Manage Code Defender policy rules

Once you have created policy rules, you can manage them from the Policy Rules page. Policy rules are organized into different tabs:

• Client-side rules: Rules that allow or block script actions.
• PCI DSS rules: Rules that authorize scripts for PCI DSS 4’s requirement 6.4.3.

Each section separates its available rules into three categories:

• Active: Rules that are currently published and running for each detected script or action.
• Draft: Rules that are not completed or have not been activated yet.
• Archived: Rules that were previously published, but are no longer running.

You can learn about each category below.

Prerequisites

To manage and make changes to policy rules, you must have at least a Developer role.

Active rules

All rules that Code Defender currently enforces are in the Active tab. You can manage a rule by selecting the more options menu next to it. From here, you can:

• Archive rule: Deactivate the policy rule on your application and move it to the Archive tab. When you activate, you must also select a rule priority.
• View/edit rule structure: Make revisions to the rule.
• Duplicate rule: Make a copy of the rule.

You can also drag and drop rules to update Code Defender’s rule priority.

Active rule priority

Code Defender evaluates each script action against active rules by order of priority, starting with rule number 1. This means that, when matching script actions to policy rules, Code Defender uses the following logic:

1. Code Defender attempts to match the script action to the conditions in each policy rule one by one.
2. When Code Defender finds the first policy rule with conditions that match the detected script action, then Code Defender performs the action related to that rule.
3. Code Defender stops attempting to match the script action with any remaining policy rules.

This means that if you have two or more policy rules with matching conditions, then Code Defender will prioritize completing the action associated with the earlier rule, then stop considering the remaining rules.
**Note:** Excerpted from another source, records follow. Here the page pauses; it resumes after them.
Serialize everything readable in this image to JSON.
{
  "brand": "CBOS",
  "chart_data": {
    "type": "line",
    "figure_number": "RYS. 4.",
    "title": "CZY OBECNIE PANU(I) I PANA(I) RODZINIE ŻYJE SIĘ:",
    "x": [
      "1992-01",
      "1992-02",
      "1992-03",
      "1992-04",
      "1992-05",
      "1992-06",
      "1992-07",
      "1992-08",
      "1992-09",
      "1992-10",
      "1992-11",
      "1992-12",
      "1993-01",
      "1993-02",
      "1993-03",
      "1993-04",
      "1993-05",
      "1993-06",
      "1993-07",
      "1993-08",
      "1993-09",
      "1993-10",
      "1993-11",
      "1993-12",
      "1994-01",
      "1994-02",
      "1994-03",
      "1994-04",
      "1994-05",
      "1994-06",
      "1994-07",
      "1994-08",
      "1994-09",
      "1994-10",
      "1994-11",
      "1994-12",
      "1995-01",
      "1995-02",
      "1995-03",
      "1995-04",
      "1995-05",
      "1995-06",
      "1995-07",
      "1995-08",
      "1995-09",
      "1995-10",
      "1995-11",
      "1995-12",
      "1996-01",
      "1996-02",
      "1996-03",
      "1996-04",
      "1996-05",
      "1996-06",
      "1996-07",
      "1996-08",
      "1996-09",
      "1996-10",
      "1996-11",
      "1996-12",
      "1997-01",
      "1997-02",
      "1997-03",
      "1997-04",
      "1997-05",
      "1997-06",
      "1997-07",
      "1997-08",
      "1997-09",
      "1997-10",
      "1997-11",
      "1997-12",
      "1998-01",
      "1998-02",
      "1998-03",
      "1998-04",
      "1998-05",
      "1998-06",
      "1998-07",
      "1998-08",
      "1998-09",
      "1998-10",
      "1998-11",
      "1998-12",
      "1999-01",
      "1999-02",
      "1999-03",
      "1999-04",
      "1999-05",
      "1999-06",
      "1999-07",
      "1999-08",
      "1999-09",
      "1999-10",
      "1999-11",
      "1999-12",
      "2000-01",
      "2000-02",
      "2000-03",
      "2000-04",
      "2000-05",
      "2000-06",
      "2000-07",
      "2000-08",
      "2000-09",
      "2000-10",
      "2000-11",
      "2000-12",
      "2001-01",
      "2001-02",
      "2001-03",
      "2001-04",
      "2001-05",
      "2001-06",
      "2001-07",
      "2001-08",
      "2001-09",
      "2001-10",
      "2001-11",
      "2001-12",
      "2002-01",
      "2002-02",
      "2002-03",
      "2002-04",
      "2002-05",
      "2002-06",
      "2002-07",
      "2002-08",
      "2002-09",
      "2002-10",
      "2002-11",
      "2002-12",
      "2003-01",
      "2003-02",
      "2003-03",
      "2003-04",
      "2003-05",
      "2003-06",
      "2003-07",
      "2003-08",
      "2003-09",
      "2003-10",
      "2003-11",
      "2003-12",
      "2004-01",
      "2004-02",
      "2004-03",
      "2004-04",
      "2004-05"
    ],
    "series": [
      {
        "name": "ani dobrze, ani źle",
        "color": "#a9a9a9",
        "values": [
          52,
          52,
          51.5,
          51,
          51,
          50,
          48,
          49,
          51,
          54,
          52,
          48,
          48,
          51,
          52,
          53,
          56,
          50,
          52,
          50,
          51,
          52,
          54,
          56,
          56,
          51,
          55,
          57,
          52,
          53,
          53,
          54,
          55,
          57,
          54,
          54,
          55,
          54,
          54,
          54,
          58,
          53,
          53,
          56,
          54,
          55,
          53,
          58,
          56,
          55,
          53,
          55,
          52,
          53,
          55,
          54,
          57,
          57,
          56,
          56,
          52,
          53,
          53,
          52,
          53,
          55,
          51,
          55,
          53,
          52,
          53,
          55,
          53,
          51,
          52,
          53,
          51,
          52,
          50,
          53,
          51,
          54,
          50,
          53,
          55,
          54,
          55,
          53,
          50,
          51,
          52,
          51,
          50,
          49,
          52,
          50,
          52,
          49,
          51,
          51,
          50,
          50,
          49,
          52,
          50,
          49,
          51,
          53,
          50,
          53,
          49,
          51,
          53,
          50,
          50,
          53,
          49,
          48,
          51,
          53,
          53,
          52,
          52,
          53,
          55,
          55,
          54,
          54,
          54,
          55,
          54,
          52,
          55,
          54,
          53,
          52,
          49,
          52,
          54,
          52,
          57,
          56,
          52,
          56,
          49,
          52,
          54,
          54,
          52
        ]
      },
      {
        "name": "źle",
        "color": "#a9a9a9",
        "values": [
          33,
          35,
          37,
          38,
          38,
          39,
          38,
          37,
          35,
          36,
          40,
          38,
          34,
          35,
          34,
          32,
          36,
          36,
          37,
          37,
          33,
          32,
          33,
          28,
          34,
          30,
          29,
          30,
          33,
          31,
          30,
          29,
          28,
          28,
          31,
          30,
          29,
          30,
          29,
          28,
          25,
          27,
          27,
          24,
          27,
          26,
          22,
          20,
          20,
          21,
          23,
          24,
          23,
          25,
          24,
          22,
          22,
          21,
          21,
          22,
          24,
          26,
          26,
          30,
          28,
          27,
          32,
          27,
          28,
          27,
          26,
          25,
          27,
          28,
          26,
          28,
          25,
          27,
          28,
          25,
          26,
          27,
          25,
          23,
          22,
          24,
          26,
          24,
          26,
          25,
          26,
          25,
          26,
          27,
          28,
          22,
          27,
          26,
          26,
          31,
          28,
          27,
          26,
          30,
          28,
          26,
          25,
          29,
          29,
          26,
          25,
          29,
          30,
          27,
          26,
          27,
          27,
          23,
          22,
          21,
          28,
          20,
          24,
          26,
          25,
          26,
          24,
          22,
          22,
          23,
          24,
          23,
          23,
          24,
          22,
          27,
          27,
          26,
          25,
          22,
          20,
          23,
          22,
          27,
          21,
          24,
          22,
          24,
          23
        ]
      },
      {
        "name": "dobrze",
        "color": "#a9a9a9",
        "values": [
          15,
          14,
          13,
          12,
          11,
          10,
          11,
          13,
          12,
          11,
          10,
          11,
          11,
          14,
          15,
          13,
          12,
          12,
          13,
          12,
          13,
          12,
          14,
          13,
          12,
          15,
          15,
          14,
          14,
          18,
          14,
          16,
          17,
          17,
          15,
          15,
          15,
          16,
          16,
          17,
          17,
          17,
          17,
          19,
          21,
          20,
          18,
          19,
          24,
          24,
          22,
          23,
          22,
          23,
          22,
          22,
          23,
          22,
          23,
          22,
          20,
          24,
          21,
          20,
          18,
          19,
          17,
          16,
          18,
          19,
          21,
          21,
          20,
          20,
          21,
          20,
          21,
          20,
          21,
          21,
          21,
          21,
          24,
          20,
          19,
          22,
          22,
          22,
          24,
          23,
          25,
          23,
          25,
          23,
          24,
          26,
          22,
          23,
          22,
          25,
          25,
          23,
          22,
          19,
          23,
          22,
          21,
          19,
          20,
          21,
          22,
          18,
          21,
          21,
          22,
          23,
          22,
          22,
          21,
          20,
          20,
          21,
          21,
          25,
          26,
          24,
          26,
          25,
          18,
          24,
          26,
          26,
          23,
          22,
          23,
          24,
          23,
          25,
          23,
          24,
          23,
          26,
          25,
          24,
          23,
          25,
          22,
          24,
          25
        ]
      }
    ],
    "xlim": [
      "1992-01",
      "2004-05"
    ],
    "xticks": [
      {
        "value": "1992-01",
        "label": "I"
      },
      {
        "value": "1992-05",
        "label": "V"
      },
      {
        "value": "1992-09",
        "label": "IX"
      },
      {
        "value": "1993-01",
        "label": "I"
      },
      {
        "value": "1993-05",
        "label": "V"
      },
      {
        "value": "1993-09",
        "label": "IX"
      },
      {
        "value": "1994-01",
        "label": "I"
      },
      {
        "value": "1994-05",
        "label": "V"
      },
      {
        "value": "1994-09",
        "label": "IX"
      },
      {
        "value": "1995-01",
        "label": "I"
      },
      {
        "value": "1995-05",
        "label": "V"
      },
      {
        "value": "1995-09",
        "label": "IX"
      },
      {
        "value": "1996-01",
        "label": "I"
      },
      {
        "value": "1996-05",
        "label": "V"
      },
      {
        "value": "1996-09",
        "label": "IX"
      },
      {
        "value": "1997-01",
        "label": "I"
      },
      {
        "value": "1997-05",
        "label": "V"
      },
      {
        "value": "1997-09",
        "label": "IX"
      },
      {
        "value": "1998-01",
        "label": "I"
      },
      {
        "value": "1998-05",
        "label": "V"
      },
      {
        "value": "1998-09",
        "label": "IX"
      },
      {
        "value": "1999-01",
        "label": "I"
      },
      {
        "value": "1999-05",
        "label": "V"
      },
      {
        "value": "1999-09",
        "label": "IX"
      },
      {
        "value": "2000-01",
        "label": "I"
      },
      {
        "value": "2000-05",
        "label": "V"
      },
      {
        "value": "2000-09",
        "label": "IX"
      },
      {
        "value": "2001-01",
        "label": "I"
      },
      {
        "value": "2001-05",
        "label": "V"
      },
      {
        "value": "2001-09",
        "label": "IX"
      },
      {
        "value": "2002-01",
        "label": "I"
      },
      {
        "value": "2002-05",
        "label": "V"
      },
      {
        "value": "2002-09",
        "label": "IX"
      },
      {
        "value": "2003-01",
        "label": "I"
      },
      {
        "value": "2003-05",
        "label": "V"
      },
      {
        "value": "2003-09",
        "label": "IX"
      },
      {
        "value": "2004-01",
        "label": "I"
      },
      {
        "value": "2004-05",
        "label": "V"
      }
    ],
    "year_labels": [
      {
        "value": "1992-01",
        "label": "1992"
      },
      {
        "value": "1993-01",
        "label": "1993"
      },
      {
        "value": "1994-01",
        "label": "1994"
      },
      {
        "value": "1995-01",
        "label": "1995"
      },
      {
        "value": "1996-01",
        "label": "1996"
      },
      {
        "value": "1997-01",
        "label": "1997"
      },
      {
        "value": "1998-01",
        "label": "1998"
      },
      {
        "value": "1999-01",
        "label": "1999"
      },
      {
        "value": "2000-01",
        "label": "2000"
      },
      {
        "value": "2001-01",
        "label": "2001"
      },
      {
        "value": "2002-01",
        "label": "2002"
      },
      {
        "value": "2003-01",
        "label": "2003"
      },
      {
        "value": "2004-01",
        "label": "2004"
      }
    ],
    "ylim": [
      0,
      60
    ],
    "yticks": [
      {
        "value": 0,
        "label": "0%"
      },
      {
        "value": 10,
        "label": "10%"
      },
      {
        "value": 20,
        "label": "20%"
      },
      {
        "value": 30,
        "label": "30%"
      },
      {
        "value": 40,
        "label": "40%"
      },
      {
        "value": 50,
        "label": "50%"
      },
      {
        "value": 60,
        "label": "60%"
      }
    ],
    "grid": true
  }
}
So, for example, say your policy rules are ordered like this:

1. Policy rule that allows all script actions detected on all host domains.
2. Policy rule that allows all scripts actions from all known vendors.
3. Policy rule that blocks specific undesired script actions taken by any script belonging to a specific script vendor.

If your application receives a script from the specified vendor Policy Rule 3, and this script performs the specified undesired actions, those script actions will not be blocked even though the rule exists. This is because this vendor is also considered a known vendor in Policy Rule 2. Since the latter is the earlier rule, it is prioritized, and the vendor will be allowed. Code Defender will never continue on to the next rule.

Draft rules

All rules that you’re currently editing or are not yet active are in the Draft tab. You can manage a rule by selecting the more options menu next to it. From here, you can:

• Activate rule: Start enforcing the policy rule on your application and move it to the Active tab. When you activate, you must also select a rule priority.
• Delete rule: Remove the rule permanently from your account.
• View/edit rule structure: Make revisions to the rule.
• Duplicate rule: Make a copy of the rule. This will also appear in Draft.

Archived rules

All rules that were previously active but have since been deactivated are in the Archive tab. You can manage a rule by selecting the more options menu next to it. From here, you can:

• Activate rule: Start enforcing the policy rule again and move it to the Active tab. When you activate, you must also select a rule priority. See Active rule priority for more information.
• Delete rule: Remove the rule permanently from your account.
• View/edit rule structure: Make revisions to the rule.
• Duplicate rule: Make a copy of the rule. This will also appear in Draft.